Mas, para evitar nova desatualização do cadastro, o Executivo se comprometeu em enviar mensagem estabelecendo a revisão a cada dois anos. “O último cadastro imobiliário era de 1996. Foi contratado em 2007 um novo cadastro (aerofoto), concluído o ano passado, o que cria uma obrigação para a administração pública de lançar esse IPTU das diferenças desses imóveis. Muita gente construiu imóveis e não avisou a prefeitura. Por isso, a prefeitura é obrigada a lançar essas diferenças. Basicamente o que nós discutimos com os vereadores foi o projeto que nós mandamos para a Câmara parcelando essas diferenças a partir de julho, desde que o projeto seja aprovado pelo Legislativo. É uma determinação da Lei de Responsabilidade Fiscal (LRF), não posso abrir mão de cobrar”, argumentou.

No entanto, Agostinho também se comprometeu a encaminhar um projeto de lei que dispõe sobre a regularização dos imóveis para a população de baixa renda. “Vamos discutir como será feito isso. Nós temos em alguns bairros operações de isenção técnica, onde a prefeitura contratou empresas para oferecer assistência técnica para quem queria regularizar o imóvel, e agora a ideia é ampliar essa ação para toda a cidade.
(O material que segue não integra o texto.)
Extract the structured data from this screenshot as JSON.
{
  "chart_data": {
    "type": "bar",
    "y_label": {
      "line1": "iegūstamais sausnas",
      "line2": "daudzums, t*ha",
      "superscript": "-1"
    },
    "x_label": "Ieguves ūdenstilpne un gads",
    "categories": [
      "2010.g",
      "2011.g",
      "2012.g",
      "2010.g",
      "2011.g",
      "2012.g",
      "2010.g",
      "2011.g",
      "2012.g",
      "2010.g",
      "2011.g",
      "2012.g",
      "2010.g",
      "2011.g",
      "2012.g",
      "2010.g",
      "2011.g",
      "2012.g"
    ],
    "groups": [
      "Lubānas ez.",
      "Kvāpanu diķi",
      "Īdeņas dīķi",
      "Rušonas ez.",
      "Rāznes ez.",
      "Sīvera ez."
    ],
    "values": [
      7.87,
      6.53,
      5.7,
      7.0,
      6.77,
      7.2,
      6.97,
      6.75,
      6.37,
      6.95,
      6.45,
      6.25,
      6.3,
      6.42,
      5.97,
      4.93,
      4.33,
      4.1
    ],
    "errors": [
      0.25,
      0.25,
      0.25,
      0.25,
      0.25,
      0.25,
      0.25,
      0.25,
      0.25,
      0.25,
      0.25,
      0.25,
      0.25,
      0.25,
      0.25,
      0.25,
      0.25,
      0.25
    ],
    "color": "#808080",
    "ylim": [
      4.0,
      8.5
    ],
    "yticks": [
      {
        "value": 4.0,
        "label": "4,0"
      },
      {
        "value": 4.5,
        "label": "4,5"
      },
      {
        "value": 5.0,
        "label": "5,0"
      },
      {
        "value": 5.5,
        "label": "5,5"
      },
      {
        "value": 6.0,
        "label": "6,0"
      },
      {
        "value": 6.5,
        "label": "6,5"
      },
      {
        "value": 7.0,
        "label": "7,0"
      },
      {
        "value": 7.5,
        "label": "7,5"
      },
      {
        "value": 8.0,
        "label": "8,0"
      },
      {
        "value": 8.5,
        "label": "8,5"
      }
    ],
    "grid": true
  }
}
Além disso, a gente está discutindo medidas como a implementação da notação de responsabilidade técnica, para baratear as despesas de regularização, que vamos ampliar essas ações em parceria com o Sindicato dos Engenheiros e a Sear”, disse.

Outro ponto a esclarecer sobre o IPTU é que a revisão da foto aérea dos imóveis a cada dois anos não tem relação com a atualização da planta genérica de valores. Esta medida tem o objetivo de avaliar o valor de mercado dos imóveis (venal), que é utilizado para efeito de cálculo do imposto. Neste ano, a planta de valores está sendo também revisada. A última verificação do valor dos imóveis foi realizada em 2005.

Repercussão

O demista José Roberto Segalla afirmou que os vereadores cobraram do prefeito que o projeto de lei do IPTU viesse acompanhado de providências, como a regularização dos imóveis que hoje estão irregulares e o Executivo está lançado as diferenças.

“À medida em que a prefeitura está cobrando, queremos que ela providencie uma forma para que esses munícipes, sem mais ônus, sem mais despesa, pudessem regularizar seus imóveis. Particularmente, o prefeito disse que está tomando providências para evitar a repetição dessa situação. Se Bauru tem 70 mil imóveis irregulares num universo de 150 mil é porque isso aqui é uma bagunça, ninguém controla nada. O que precisa é que isso não torne a acontecer. Vamos aguardar”, comentou.

Na opinião de Amarildo de Oliveira (PPS), o projeto de lei não pode ficar fragmentado. “Prefiro aguardar. Foi discutido a regularização dos imóveis, a gente pediu que não ficasse fragmentando isso. A pessoa quer pagar. A gente é contra renunciar receita. Setenta mil imóveis é muito. Você precisa instrumentalizar os fiscais para evitar isso”, reforçou.

O tucano Marcelo Borges informou que a legenda permanece contra o parcelamento dos atrasados de 2008 e 2009. “Vamos conversar, mas lamentavelmente, a conta vai ser alta para a população”, mencionou.